L’impatto è stato ancora meno pronunciato sul buy-side: le aziende più grandi hanno aggiunto specialisti per colmare le lacune, ma non hanno intrapreso vasti programmi di assunzione. Il timore, però, è che, sia sul buy- che sul sell-side, solo i player più grandi e globali sopravvivranno, con MiFID II che fungerà da catalizzatore del crescente consolidamento in entrambi i settori. Inoltre, la ricerca azionaria sulle PMI continua a ridursi, in aperto contrasto con altre azioni intraprese dalle autorità europee per facilitare il loro accesso ai mercati dei capitali.

Come sempre accade quando un quadro normativo viene revisionato, MiFID II ha sicuramente avuto effetti positivi ma ha anche portato conseguenze non volute: l’unbundling della ricerca crea un vantaggio competitivo per i gestori più grandi che possono spalmare le spese su masse in gestione più ampie; i costi fissi per i servizi di ricerca sono sproporzionatamente più alti per le imprese più piccole. Ciò porterà inevitabilmente ad un ulteriore consolidamento nel settore. Alcune società quotate di piccole e medie dimensioni stanno cominciando a faticare ad avere copertura.

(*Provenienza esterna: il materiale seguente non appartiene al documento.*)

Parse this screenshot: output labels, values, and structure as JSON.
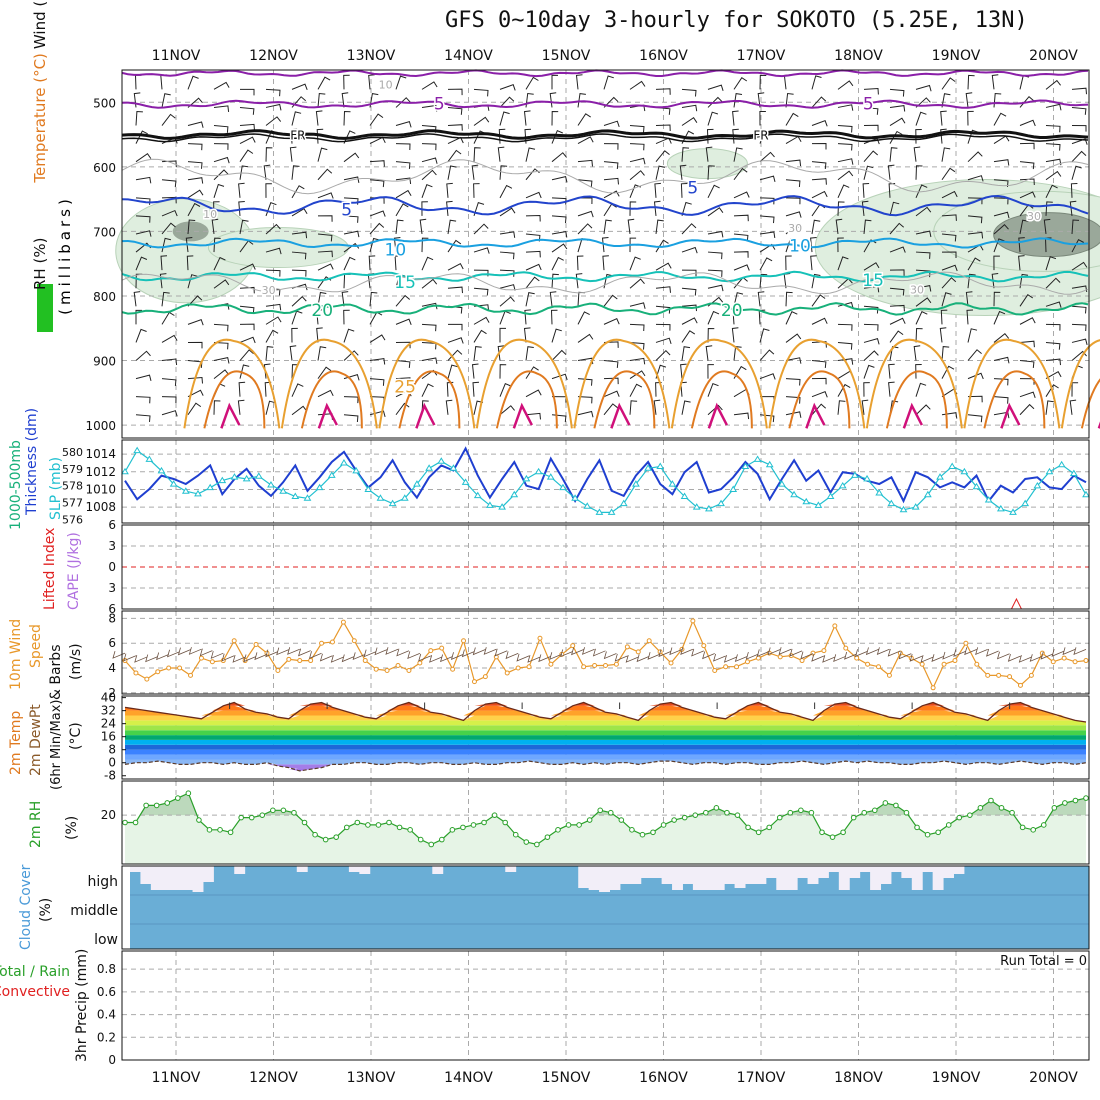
{
  "title": "GFS 0~10day 3-hourly for SOKOTO (5.25E, 13N)",
  "colors": {
    "grid": "#aaaaaa",
    "purple": "#8a1fa8",
    "black": "#111111",
    "blue5": "#2244cc",
    "blue10": "#1aa0e0",
    "cyan15": "#16c1b8",
    "green20": "#18b07a",
    "orange": "#e8a030",
    "darkorange": "#e07a20",
    "magenta": "#d0107a",
    "thickness": "#1f3fd0",
    "slp": "#22c0d0",
    "wind10m": "#e8982a",
    "rh2m": "#2aa02a",
    "rhfill": "#e6f4e6",
    "cloud": "#6aaed6",
    "cloudclear": "#f2eef8",
    "red": "#e02020"
  },
  "chart_data": {
    "type": "meteogram",
    "dates": [
      "11NOV",
      "12NOV",
      "13NOV",
      "14NOV",
      "15NOV",
      "16NOV",
      "17NOV",
      "18NOV",
      "19NOV",
      "20NOV"
    ],
    "panels": [
      {
        "id": "upper",
        "ylabel_parts": [
          "Wind (m/s)",
          "Temperature (°C)",
          "RH (%)",
          "(millibars)"
        ],
        "yticks": [
          500,
          600,
          700,
          800,
          900,
          1000
        ],
        "ylim": [
          450,
          1020
        ],
        "contour_labels": [
          {
            "text": "5",
            "day": 2.7,
            "p": 502,
            "color": "purple"
          },
          {
            "text": "5",
            "day": 7.1,
            "p": 502,
            "color": "purple"
          },
          {
            "text": "FR",
            "day": 1.25,
            "p": 548,
            "color": "black"
          },
          {
            "text": "FR",
            "day": 6.0,
            "p": 548,
            "color": "black"
          },
          {
            "text": "5",
            "day": 1.75,
            "p": 666,
            "color": "blue5"
          },
          {
            "text": "5",
            "day": 5.3,
            "p": 632,
            "color": "blue5"
          },
          {
            "text": "10",
            "day": 2.25,
            "p": 728,
            "color": "blue10"
          },
          {
            "text": "10",
            "day": 6.4,
            "p": 722,
            "color": "blue10"
          },
          {
            "text": "15",
            "day": 2.35,
            "p": 778,
            "color": "cyan15"
          },
          {
            "text": "15",
            "day": 7.15,
            "p": 775,
            "color": "cyan15"
          },
          {
            "text": "20",
            "day": 1.5,
            "p": 822,
            "color": "green20"
          },
          {
            "text": "20",
            "day": 5.7,
            "p": 822,
            "color": "green20"
          },
          {
            "text": "25",
            "day": 2.35,
            "p": 940,
            "color": "orange"
          },
          {
            "text": "10",
            "day": 2.15,
            "p": 469,
            "color": "grid"
          },
          {
            "text": "10",
            "day": 0.35,
            "p": 670,
            "color": "grid"
          },
          {
            "text": "30",
            "day": 0.95,
            "p": 788,
            "color": "grid"
          },
          {
            "text": "30",
            "day": 6.35,
            "p": 692,
            "color": "grid"
          },
          {
            "text": "30",
            "day": 7.6,
            "p": 787,
            "color": "grid"
          },
          {
            "text": "30",
            "day": 8.8,
            "p": 673,
            "color": "grid"
          }
        ]
      },
      {
        "id": "thickness_slp",
        "ylabel_parts": [
          "1000-500mb",
          "Thickness (dm)",
          "SLP (mb)"
        ],
        "thickness_ticks": [
          576,
          577,
          578,
          579,
          580
        ],
        "slp_ticks": [
          1008,
          1010,
          1012,
          1014
        ],
        "thickness_ylim": [
          575.8,
          580.7
        ],
        "slp_ylim": [
          1006.2,
          1015.6
        ],
        "thickness": [
          578.3,
          577.2,
          577.8,
          578.6,
          578.4,
          578.1,
          578.6,
          579.2,
          577.5,
          578.4,
          579.0,
          578.0,
          577.4,
          578.2,
          579.2,
          577.7,
          578.5,
          579.4,
          580.0,
          578.9,
          577.9,
          578.5,
          579.5,
          578.2,
          577.3,
          578.5,
          579.2,
          578.9,
          580.2,
          578.6,
          577.3,
          578.4,
          579.4,
          578.0,
          577.8,
          579.6,
          578.4,
          577.1,
          578.4,
          579.5,
          577.7,
          577.4,
          578.6,
          579.4,
          578.1,
          577.5,
          578.8,
          579.4,
          577.6,
          577.8,
          578.5,
          579.4,
          578.7,
          577.2,
          578.4,
          579.5,
          578.3,
          578.9,
          577.6,
          578.8,
          578.7,
          578.3,
          578.1,
          578.5,
          577.1,
          578.8,
          578.5,
          577.9,
          578.2,
          577.9,
          578.6,
          577.1,
          578.0,
          577.6,
          578.4,
          578.5,
          577.9,
          577.8,
          578.6,
          578.2
        ],
        "slp": [
          1012.0,
          1014.4,
          1013.4,
          1012.1,
          1010.6,
          1009.8,
          1009.5,
          1010.2,
          1011.0,
          1011.4,
          1011.2,
          1011.5,
          1010.5,
          1009.8,
          1009.2,
          1009.0,
          1010.2,
          1011.6,
          1013.0,
          1012.1,
          1010.0,
          1009.0,
          1008.4,
          1009.0,
          1010.6,
          1012.4,
          1013.2,
          1012.4,
          1010.8,
          1009.3,
          1008.2,
          1008.0,
          1009.4,
          1011.2,
          1012.0,
          1011.4,
          1010.2,
          1009.0,
          1008.1,
          1007.4,
          1007.4,
          1008.4,
          1010.6,
          1012.4,
          1012.6,
          1010.6,
          1009.2,
          1008.0,
          1007.8,
          1008.4,
          1010.0,
          1012.6,
          1013.4,
          1012.8,
          1010.6,
          1009.4,
          1008.6,
          1008.2,
          1009.2,
          1010.4,
          1011.6,
          1011.2,
          1009.6,
          1008.4,
          1007.7,
          1008.0,
          1009.4,
          1011.4,
          1012.6,
          1012.0,
          1010.3,
          1008.8,
          1007.8,
          1007.4,
          1008.4,
          1010.4,
          1012.0,
          1012.8,
          1011.8,
          1009.4
        ]
      },
      {
        "id": "cape_li",
        "ylabel_parts": [
          "CAPE (J/kg)",
          "Lifted Index"
        ],
        "li_ticks": [
          -6,
          -3,
          0,
          3,
          6
        ],
        "li_ylim": [
          -6,
          6
        ],
        "li_zero_line": 0,
        "cape_spike_day": 8.62
      },
      {
        "id": "wind10m",
        "ylabel_parts": [
          "Speed",
          "& Barbs",
          "10m Wind",
          "(m/s)"
        ],
        "yticks": [
          2,
          4,
          6,
          8
        ],
        "ylim": [
          1.9,
          8.6
        ],
        "speed": [
          4.6,
          3.6,
          3.1,
          3.7,
          4.0,
          4.0,
          3.4,
          4.8,
          4.5,
          4.6,
          6.2,
          4.6,
          5.9,
          5.2,
          3.8,
          4.7,
          4.6,
          4.6,
          6.0,
          6.1,
          7.7,
          6.2,
          4.6,
          3.9,
          3.8,
          4.2,
          3.8,
          4.4,
          5.4,
          5.6,
          3.9,
          6.2,
          2.9,
          3.3,
          4.9,
          3.6,
          4.0,
          4.1,
          6.4,
          4.3,
          5.1,
          5.8,
          4.1,
          4.2,
          4.2,
          4.3,
          5.7,
          5.3,
          6.2,
          5.3,
          4.4,
          5.5,
          7.8,
          5.8,
          3.8,
          4.1,
          4.1,
          4.5,
          4.8,
          5.2,
          4.9,
          5.0,
          4.6,
          5.2,
          5.4,
          7.4,
          5.6,
          4.8,
          4.3,
          4.1,
          3.4,
          5.2,
          4.8,
          4.3,
          2.4,
          4.3,
          4.6,
          6.0,
          4.3,
          3.4,
          3.4,
          3.3,
          2.6,
          3.4,
          5.2,
          4.5,
          4.8,
          4.5,
          4.6
        ]
      },
      {
        "id": "temp2m",
        "ylabel_parts": [
          "2m Temp",
          "2m DewPt",
          "(6hr Min/Max)",
          "(°C)"
        ],
        "yticks": [
          -8,
          0,
          8,
          16,
          24,
          32,
          40
        ],
        "ylim": [
          -10,
          41
        ],
        "temp": [
          34,
          33,
          32,
          31,
          30,
          29,
          28,
          27,
          31,
          35,
          37,
          33,
          31,
          30,
          28,
          27,
          32,
          36,
          37,
          34,
          32,
          30,
          28,
          27,
          31,
          35,
          37,
          34,
          31,
          30,
          28,
          26,
          32,
          36,
          37,
          34,
          32,
          30,
          28,
          27,
          31,
          35,
          37,
          34,
          31,
          30,
          28,
          26,
          32,
          36,
          37,
          34,
          32,
          30,
          28,
          27,
          31,
          35,
          37,
          34,
          31,
          30,
          28,
          26,
          32,
          36,
          37,
          34,
          32,
          30,
          28,
          27,
          31,
          35,
          37,
          34,
          31,
          30,
          28,
          26,
          32,
          36,
          37,
          34,
          32,
          30,
          28,
          26,
          25
        ],
        "dewpt": [
          -1,
          0,
          0,
          1,
          0,
          -1,
          -1,
          0,
          0,
          -1,
          0,
          -1,
          -1,
          0,
          -2,
          -3,
          -5,
          -4,
          -3,
          -1,
          -1,
          0,
          0,
          -1,
          -1,
          0,
          0,
          -1,
          0,
          0,
          -1,
          -1,
          0,
          -1,
          -1,
          0,
          0,
          1,
          0,
          -1,
          -1,
          0,
          -1,
          0,
          -1,
          0,
          0,
          -1,
          0,
          1,
          1,
          0,
          -1,
          0,
          0,
          -1,
          0,
          0,
          -1,
          -1,
          0,
          0,
          1,
          0,
          -1,
          0,
          1,
          0,
          1,
          0,
          0,
          -1,
          -1,
          0,
          0,
          1,
          0,
          -1,
          0,
          0,
          -1,
          0,
          1,
          0,
          -1,
          0,
          0,
          -1,
          0
        ],
        "color_bands": [
          "#8c52e8",
          "#a57de8",
          "#8ab7f5",
          "#6ea7ff",
          "#3b82ff",
          "#1e66d8",
          "#00b0f0",
          "#00a870",
          "#46d24a",
          "#9ee54a",
          "#d6f04a",
          "#ffd24a",
          "#ffa22a",
          "#ff7a1a",
          "#e84a1a",
          "#c82010",
          "#901010"
        ]
      },
      {
        "id": "rh2m",
        "ylabel_parts": [
          "2m RH",
          "(%)"
        ],
        "yticks": [
          20
        ],
        "ylim": [
          0,
          34
        ],
        "rh": [
          17,
          17,
          24,
          24,
          25,
          27,
          29,
          18,
          14,
          14,
          13,
          19,
          19,
          20,
          22,
          22,
          21,
          17,
          12,
          10,
          11,
          15,
          17,
          16,
          16,
          17,
          15,
          14,
          10,
          8,
          10,
          14,
          15,
          16,
          17,
          20,
          17,
          12,
          9,
          8,
          11,
          14,
          16,
          16,
          18,
          22,
          21,
          18,
          14,
          12,
          13,
          16,
          18,
          19,
          20,
          21,
          23,
          21,
          20,
          15,
          13,
          15,
          19,
          21,
          22,
          21,
          13,
          11,
          13,
          19,
          21,
          22,
          25,
          24,
          21,
          15,
          12,
          13,
          16,
          19,
          20,
          23,
          26,
          23,
          21,
          15,
          14,
          16,
          23,
          25,
          26,
          27
        ],
        "fill_above": 20
      },
      {
        "id": "cloud",
        "ylabel_parts": [
          "Cloud Cover",
          "(%)"
        ],
        "levels": [
          "high",
          "middle",
          "low"
        ],
        "high_clear": [
          15,
          45,
          60,
          60,
          60,
          60,
          65,
          40,
          5,
          5,
          20,
          5,
          5,
          5,
          5,
          5,
          15,
          5,
          5,
          5,
          5,
          15,
          20,
          5,
          5,
          5,
          5,
          5,
          5,
          20,
          5,
          5,
          5,
          5,
          5,
          5,
          15,
          5,
          5,
          5,
          5,
          5,
          5,
          55,
          60,
          65,
          60,
          45,
          45,
          30,
          30,
          45,
          60,
          45,
          60,
          60,
          60,
          45,
          55,
          45,
          45,
          30,
          60,
          60,
          30,
          45,
          30,
          15,
          60,
          30,
          15,
          60,
          45,
          15,
          30,
          60,
          15,
          60,
          30,
          20,
          5,
          5,
          5,
          5,
          5,
          5,
          5,
          5,
          5,
          5,
          5,
          5
        ]
      },
      {
        "id": "precip",
        "ylabel_parts": [
          "3hr Precip (mm)",
          "Total / Rain",
          "Convective"
        ],
        "yticks": [
          0,
          0.2,
          0.4,
          0.6,
          0.8
        ],
        "ylim": [
          0,
          0.96
        ],
        "run_total": "Run Total = 0"
      }
    ]
  }
}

Per quanto riguarda la product governance, la maggior parte delle aziende ha indicato un aumento significativo degli oneri amministrativi, ma nessuno sconvolgimento nelle loro attività. La speranza è che i maggiore costi di amministrazione e di reporting si ridurranno col tempo man mano che i processi diventano più automatizzati. La conclusione più unanime è che i mercati finanziari europei son ben distanti dall’omogeneità perché si sono evoluti su culture finanziarie e modelli di business differenti: è impossibile trarre conclusioni univoche che siano valide per tutti i Paesi coinvolti.